Kremer ordered most of them killed by phenol injection. He selected prisoners who struck him as particularly good experimental material, and questioned them just before their deaths, as they lay on the autopsy table awaiting injection, about such personal details as their weight before arrest and any medicines they had used recently. In some cases, he ordered these prisoners photographed.

This is a testimony by Johann Kremer at a hearing on July 18, 1947. Quoted in The Good Old Days - E. Klee, W. Dressen, V. Riess, The Free Press, NY, 1988, p. 258:

"I remember I once took part in the gassing of one of these groups of women. I cannot say how big the group was. when I got close to the bunker I saw them sitting on the ground. They were still clothed. As they were wearing worn-out camp clothing they were not left in the undressing hut but made to undress in the open air. I concluded from the behavior of these women that they had no doubt what fate awaited them, as they begged and sobbed to the SS men to spare them their lives. However, they were herded into the gas chambers and gassed.

As an anatomist I have seen a lot of terrible things: I had had a lot of experience with dead bodies, and yet what I saw that day was like nothing I had ever seen before. Still completely shocked by what I had seen I wrote on my diary on 5 September 1942: "The most dreadful of horrors. Hauptscharführer Thilo was right when he said to me today that this is the 'anus mundi', the anal orifice of the world". I used this image because I could not imagine anything more disgusting and horrific."

 

Letter from SS-Standartenführer Sievers to SS-Obersturmbannführer Dr. Brandt, November 2, 1942 (Trial of the Major War Criminals Before the International Military Tribunal, Vol. XX, p. 520):

"Dear Comrade Brandt,
As you know, the Reichsführer-SS has directed that SS-Hauptsturmführer Prof. Dr. Hirt be supplied with everything needed for his research work. For certain anthropological researches - I already reported to the Reichsführer-SS on them - 150 skeletons of prisoners, or rather Jews, are required, which are to be supplied by the KL Auschwitz."

 

Letter from SS-Sturmbannführer Brandt to SS-Obersturmbannführer Sievers, March 21, 1942. (Trials of War Criminals Before the Nuernberg Military Tribunals - Washington, U.S Govt. Print. Off., 1949-1953, Vol. I, p. 144):

"Reference is made to the sub atmospheric pressure experiments which are being carried out on concentration camp inmates in the Dachau camp by the air force. The Reich Leader-SS has approved the experiments under the conditions that SS-Untersturmführer Dr. Rascher who is an Obersturmführer in the air-force, will take part in them."

 

Letter from SS-Untersturmführer Rascher to Reichsführer-SS Himmler, April 5, 1942. (Trials of War Criminals Before the Nuremberg Military Tribunals - Washington, U.S Govt. Print. Off., 1949-1953, Vol. I, p. 144-147):

"Highly esteemed Reich Leader:
Enclosed is an interim report on the low-pressure experiments so far conducted in the concentration camp of Dachau ...
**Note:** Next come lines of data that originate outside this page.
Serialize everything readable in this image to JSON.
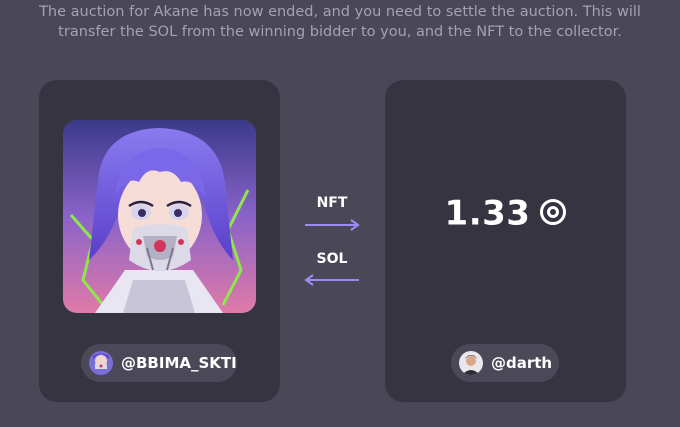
{
  "notice": {
    "line1": "The auction for Akane has now ended, and you need to settle the auction. This will",
    "line2": "transfer the SOL from the winning bidder to you, and the NFT to the collector."
  },
  "seller": {
    "handle": "@BBIMA_SKTI",
    "avatar_icon": "user-avatar-icon"
  },
  "transfer": {
    "nft_label": "NFT",
    "sol_label": "SOL",
    "arrow_color": "#9b8cf5"
  },
  "winner": {
    "amount": "1.33",
    "currency_icon": "sol-icon",
    "handle": "@darth",
    "avatar_icon": "user-avatar-icon"
  },
  "colors": {
    "background": "#4a4757",
    "card": "#363441",
    "pill": "#4b4957",
    "accent": "#9b8cf5"
  }
}
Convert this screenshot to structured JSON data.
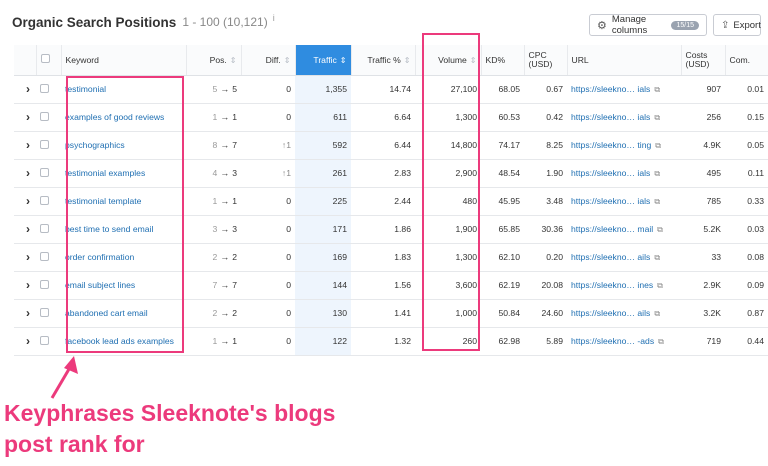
{
  "header": {
    "title": "Organic Search Positions",
    "range": "1 - 100 (10,121)",
    "info_icon": "i"
  },
  "toolbar": {
    "manage_columns_label": "Manage columns",
    "manage_columns_badge": "15/15",
    "export_label": "Export"
  },
  "table": {
    "columns": {
      "keyword": "Keyword",
      "pos": "Pos.",
      "diff": "Diff.",
      "traffic": "Traffic",
      "traffic_pct": "Traffic %",
      "volume": "Volume",
      "kd": "KD%",
      "cpc_1": "CPC",
      "cpc_2": "(USD)",
      "url": "URL",
      "costs_1": "Costs",
      "costs_2": "(USD)",
      "com": "Com."
    },
    "rows": [
      {
        "keyword": "testimonial",
        "pos_old": "5",
        "pos_new": "5",
        "diff": "0",
        "traffic": "1,355",
        "traffic_pct": "14.74",
        "volume": "27,100",
        "kd": "68.05",
        "cpc": "0.67",
        "url_start": "https://sleekno…",
        "url_end": "ials",
        "costs": "907",
        "com": "0.01"
      },
      {
        "keyword": "examples of good reviews",
        "pos_old": "1",
        "pos_new": "1",
        "diff": "0",
        "traffic": "611",
        "traffic_pct": "6.64",
        "volume": "1,300",
        "kd": "60.53",
        "cpc": "0.42",
        "url_start": "https://sleekno…",
        "url_end": "ials",
        "costs": "256",
        "com": "0.15"
      },
      {
        "keyword": "psychographics",
        "pos_old": "8",
        "pos_new": "7",
        "diff": "↑1",
        "traffic": "592",
        "traffic_pct": "6.44",
        "volume": "14,800",
        "kd": "74.17",
        "cpc": "8.25",
        "url_start": "https://sleekno…",
        "url_end": "ting",
        "costs": "4.9K",
        "com": "0.05"
      },
      {
        "keyword": "testimonial examples",
        "pos_old": "4",
        "pos_new": "3",
        "diff": "↑1",
        "traffic": "261",
        "traffic_pct": "2.83",
        "volume": "2,900",
        "kd": "48.54",
        "cpc": "1.90",
        "url_start": "https://sleekno…",
        "url_end": "ials",
        "costs": "495",
        "com": "0.11"
      },
      {
        "keyword": "testimonial template",
        "pos_old": "1",
        "pos_new": "1",
        "diff": "0",
        "traffic": "225",
        "traffic_pct": "2.44",
        "volume": "480",
        "kd": "45.95",
        "cpc": "3.48",
        "url_start": "https://sleekno…",
        "url_end": "ials",
        "costs": "785",
        "com": "0.33"
      },
      {
        "keyword": "best time to send email",
        "pos_old": "3",
        "pos_new": "3",
        "diff": "0",
        "traffic": "171",
        "traffic_pct": "1.86",
        "volume": "1,900",
        "kd": "65.85",
        "cpc": "30.36",
        "url_start": "https://sleekno…",
        "url_end": "mail",
        "costs": "5.2K",
        "com": "0.03"
      },
      {
        "keyword": "order confirmation",
        "pos_old": "2",
        "pos_new": "2",
        "diff": "0",
        "traffic": "169",
        "traffic_pct": "1.83",
        "volume": "1,300",
        "kd": "62.10",
        "cpc": "0.20",
        "url_start": "https://sleekno…",
        "url_end": "ails",
        "costs": "33",
        "com": "0.08"
      },
      {
        "keyword": "email subject lines",
        "pos_old": "7",
        "pos_new": "7",
        "diff": "0",
        "traffic": "144",
        "traffic_pct": "1.56",
        "volume": "3,600",
        "kd": "62.19",
        "cpc": "20.08",
        "url_start": "https://sleekno…",
        "url_end": "ines",
        "costs": "2.9K",
        "com": "0.09"
      },
      {
        "keyword": "abandoned cart email",
        "pos_old": "2",
        "pos_new": "2",
        "diff": "0",
        "traffic": "130",
        "traffic_pct": "1.41",
        "volume": "1,000",
        "kd": "50.84",
        "cpc": "24.60",
        "url_start": "https://sleekno…",
        "url_end": "ails",
        "costs": "3.2K",
        "com": "0.87"
      },
      {
        "keyword": "facebook lead ads examples",
        "pos_old": "1",
        "pos_new": "1",
        "diff": "0",
        "traffic": "122",
        "traffic_pct": "1.32",
        "volume": "260",
        "kd": "62.98",
        "cpc": "5.89",
        "url_start": "https://sleekno…",
        "url_end": "-ads",
        "costs": "719",
        "com": "0.44"
      }
    ]
  },
  "annotation": {
    "line1": "Keyphrases Sleeknote's blogs",
    "line2": "post rank for",
    "color": "#ec3a7c"
  },
  "icons": {
    "gear": "gear-icon",
    "export": "export-icon",
    "expand": "chevron-right-icon",
    "external": "external-link-icon",
    "sort": "sort-icon"
  }
}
Only continuous experiments at altitudes higher than 10.5 Km resulted in death. These experiments showed that breathing stopped after about 30 minutes, while in two cases the electrocardiographically charted action of the heart continued for another 20 minutes.

The third experiment of this type took such an extraordinary course that I called an SS physician of the camp as a witness, since I had worked on these experiments all by myself. It was a continuous experiment without oxygen at a height of 12 Km. conducted on a 37-year old Jew in good general condition. Breathing continued up to 30 minutes. After 4 minutes the experimental subject began to perspire and to wiggle his head, after 5 minutes cramps occurred, between 6 and 10 minutes breathing increased in speed and the experimental subject became unconscious; from 11 to 30 minutes breathing slowed down to three breaths per minute, finally stopping altogether.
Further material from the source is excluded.